Phil Requirements put forth on 1/9/2011 12:48 PM:
> On 2011-01-09 08:02:05 -0600, Stan Hoeppner wrote:
>> If one is so power consumption conscious to be suckered into a Green
>> (EARS) drive, then one needs to realize the CPU dissipates about 10
>> times the wattage/heat of a hard drive.  Thus, concentrate your power
>> saving efforts elsewhere than the disk drive.  Buy a non "green" drive,
>> and save yourself these sector alignment/performance headaches.

> I just wanted to mention that this is a type of faulty logic that

FULL STOP.

My logic is not faulty in the least bit, and your examples below are a
bunch of crap.  Here's why:  all of the excuses you list below are just
that:  excuses people give as to why they don't want to use CFLs, etc.
Each phantom person you list is passing the buck to an entity that
everyone knows isn't going to change.

> we run into all the time when trying to conserve energy. The idea
> that if a second thing can conserve more energy than the first, then
> we do not need to conserve energy in the first thing.

This is _NOT_ what I did when I said concentrate on the CPU power
dissipation first, then worry about the HD.  I was not passing the buck.
 There is a _HUGE_ difference.

As far as my logic being faulty?  Since you're so fond of analogy,
here's a much more applicable one for you:  if your carotid artery has
been slashed and you're bleeding to death, you need to address that
before addressing your bleeding hang nail.  Once your life is saved, fix
the hang nail.  It's simply a matter of priorities, and one should
address the larger concern first.

CPU power dissipation in modern CPUs ranges from around 45 to 135 watts
under full load.  The most power hungry of modern hard drives max out at
around 10 watts under heavy seek loads, a ratio of 4:1 to 13:1.

Now, compare a WD Green drive's power consumption in all modes against a
Blue drive.  The differences are insignificant compared to the amount of
power you can save by making sure your system is optimized to keep CPU
consumption at a minimum.  PRIORITIZE your efforts to maximize gain.

Now, with all of that said, the assumption is that in this discussion
thread we're focusing on desktop computers with one or two drives, since
most folks on debian-users are desktop/laptop users, not SAs.  If this
were a list full of SAs my statements would likely be different WRT disk
power consumption, as SAs are are typically managing large disk arrays,
and many of them, whose power consumption can rival, or exceed, that of
server CPUs.  For "online" storage systems you can't enable per drive
power saving features, as the arrays are under constant access.  For
"near line" arrays, such as tape replacement D2D backup systems and the
like, or database systems that's aren't accessed much from 7pm to 7am,
you can deep sleep the drives when the system isn't doing much.
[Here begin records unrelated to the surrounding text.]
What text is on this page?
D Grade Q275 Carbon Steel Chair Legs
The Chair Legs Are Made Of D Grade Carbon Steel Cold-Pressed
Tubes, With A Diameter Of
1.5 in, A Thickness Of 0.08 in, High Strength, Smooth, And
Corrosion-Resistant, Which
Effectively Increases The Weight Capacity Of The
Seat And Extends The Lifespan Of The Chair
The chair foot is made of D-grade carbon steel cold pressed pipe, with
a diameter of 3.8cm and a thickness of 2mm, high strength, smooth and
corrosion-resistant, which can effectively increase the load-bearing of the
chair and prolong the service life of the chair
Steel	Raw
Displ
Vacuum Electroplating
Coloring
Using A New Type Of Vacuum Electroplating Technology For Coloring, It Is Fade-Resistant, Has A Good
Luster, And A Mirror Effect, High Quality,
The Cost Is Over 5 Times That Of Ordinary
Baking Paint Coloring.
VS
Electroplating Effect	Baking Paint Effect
<bunch of nonsense analogies snipped)

> Anyway, nothing personal or angry. 

Well, yeah, you did make it personal when you called my logic faulty,
when it is absolutely right on the money.

> I just wanted to mention that I seed
> this as a logic fault, 

This is because of your liberal political leanings, which have no place
here.  This is a technical discussion list, so keep it technical.

> and it particularly happens around energy
> conservation. My own opinion is that you should get energy savings
> everywhere you can.

Key words:  "my opinion"  You're stating opinion.

I'm stating sound technical policies and backing them with technical
detail and logical reasoning.

Your goals are laudable.  I offer you a bit of advice:

1.  Start with the big stuff and the little stuff takes care of itself.
 I'm sure your grandmother has told you at least once, "Save your
dollars and the pennies take care of themselves."  Save thing.  It was
good advice when she gave it to you, and it's good advice today.

2.  Don't be a zealot, which is what you've done here.

3.  Don't call out perfectly reasoned, logical, technical advice, as
"faulty" simply because it doesn't fit in your personal political belief
system.

> There is a separate point to argue about whether Western Digital
> hard drives are really "Green" because they use less energy, or
> if WD is using the term "Green" to market and sell inferior
> technology.

As with all products, it's a little of both.  They do use less energy,
if you don't use them.  But you buys a drive to not use it?  Regardless,
my argument against the Green drives still stands on solid technical
feet, no matter how much _less_ power they use than other drives.  The
total power consumption compared to other components is too small to
worry about, unless/until you address the others.